Kathleen Drennan, Iris Global Clinical Trial Solutions
Clinical trials often derail because of the failure to recruit qualified patients. Kathleen Drennan, head of Iris Global Clinical Trial Solutions, which specializes in patient recruitment, knows this well. "These 'rescue trials' come to us when companies have spent their budget, tried everything they could, and still, they can't fulfill patient enrollment," she says.
Instead, companies should quit wasting their time and get strategic when it comes to mapping out their study strategy. Here, Drennan sits down with Pharm Exec to explain how.
There are better drugs already on the market and fewer drug-naïve patients. But does that explain the massive delays in filling the industry's clinical trials?
One of the more overlooked problems is that companies still rely on the individual investigators to recruit and educate patients and conduct the trial. In the old days, doctors could draw on patients in their practice. But today there are fewer big practices, so they have to go outside their offices to find patients. For instance, one investigator could run 10 studies for atrial fibrillation in cardiovascular disease. He's not going to have all those patients in his own practice, so he has to recruit—which means working with the media and doing grassroots efforts in the community. And guess what? The majority of docs don't do such a hot job. That's why studies are delayed.
Of course, compounding the problem is the distrust of pharma. Patients confuse a lot of the issues, and largely because of drug prices, anything pharma companies sponsor they tend to be more distrustful of.
What is the industry doing about this?
Pharma hasn't really taken the gauntlet when it comes to clinical trials. Most people still think of it as testing on guinea pigs. Although patients can get information in newspapers or direct mail or on the Internet, they really get their information when something terrible happens and it hits the mass media. The industry doesn't do any type of major education initiative, so that's all patients know.
What action should companies take?
First, they must put something into clinical trials that's been left out—strategy.

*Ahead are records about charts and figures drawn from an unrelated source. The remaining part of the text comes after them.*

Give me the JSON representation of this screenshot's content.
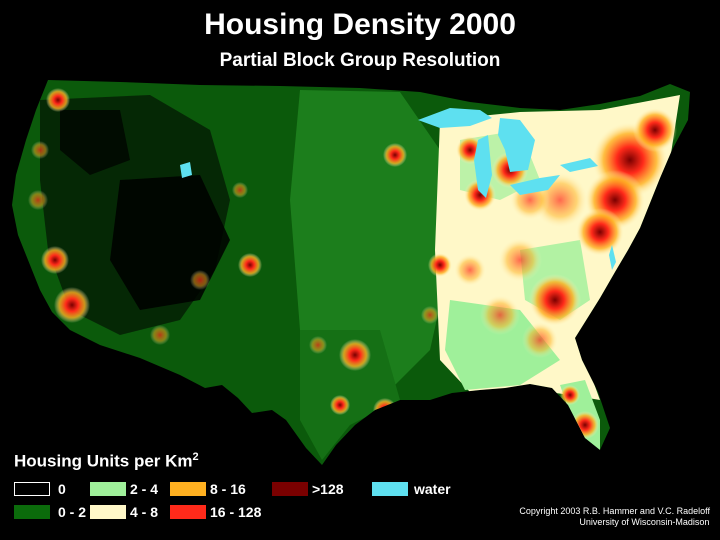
{
  "title": "Housing Density 2000",
  "subtitle": "Partial Block Group Resolution",
  "legend": {
    "title": "Housing Units per Km",
    "title_superscript": "2",
    "items": [
      {
        "label": "0",
        "color": "#000000"
      },
      {
        "label": "0 - 2",
        "color": "#0b6b0b"
      },
      {
        "label": "2 - 4",
        "color": "#9ff09a"
      },
      {
        "label": "4 - 8",
        "color": "#fff8c8"
      },
      {
        "label": "8 - 16",
        "color": "#ffb020"
      },
      {
        "label": "16 - 128",
        "color": "#ff2a1a"
      },
      {
        "label": ">128",
        "color": "#7a0000"
      },
      {
        "label": "water",
        "color": "#5ee0f0"
      }
    ]
  },
  "copyright": {
    "line1": "Copyright 2003 R.B. Hammer and V.C. Radeloff",
    "line2": "University of Wisconsin-Madison"
  }
}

Study sponsors typically begin clinical trials by writing the protocol, which is the study "cookbook" for doctors: You have to see this many patients, conduct this many visits, do this many lab tests, and so forth. But usually, study sponsors write the protocol in a hurry at the last minute, without doing any real market research or feasibility studies to understand whether the protocol with its inclusion and exclusion criteria is going to work in the real world. Clinical trial protocols are created more like how you would cook spaghetti—you throw it at the wall and see what sticks in terms of getting the trial done.
Instead, companies should have a road map to get those patients. Who are the right investigators? Are they in the same geographic area as patients? How will you communicate to patients to motivate them to join your study?
How do postmarketing studies compare?
I don't think the needs of postmarketing studies today have caught up with the resources that companies are willing to put into them. These studies are larger and cost more than before, and they require as much diligence as your premarketing studies.
So the industry has a lot to learn. What parts of the puzzle are they doing well?
We're doing a 10-year registry in children for a marketed dermatology drug, which was mandated by FDA. But a lot of companies are willing to more proactively conduct Phase IV studies. That's good, because if they show FDA that they're monitoring their drugs, then that might hold off FDA coming in and making even more requests of them.
Adaptive trials is another area that isn't yet in full force, but I know of companies that are building divisions for this. That's going to allow companies to bypass these long, interminable studies if something is clearly working well. They're going to be able to move it through the pipeline faster.
Can you pinpoint the inertia to change?
Money is being thrown down a big black hole simply because pharma companies are slow to change the way they have always done things. The future is better study strategies and tactical plans. It sounds simple, but nobody's doing it. To me, those are the vehicles that executives have to implement to create fewer studies that need to be rescued—and see that 80-percent-delay rate go down.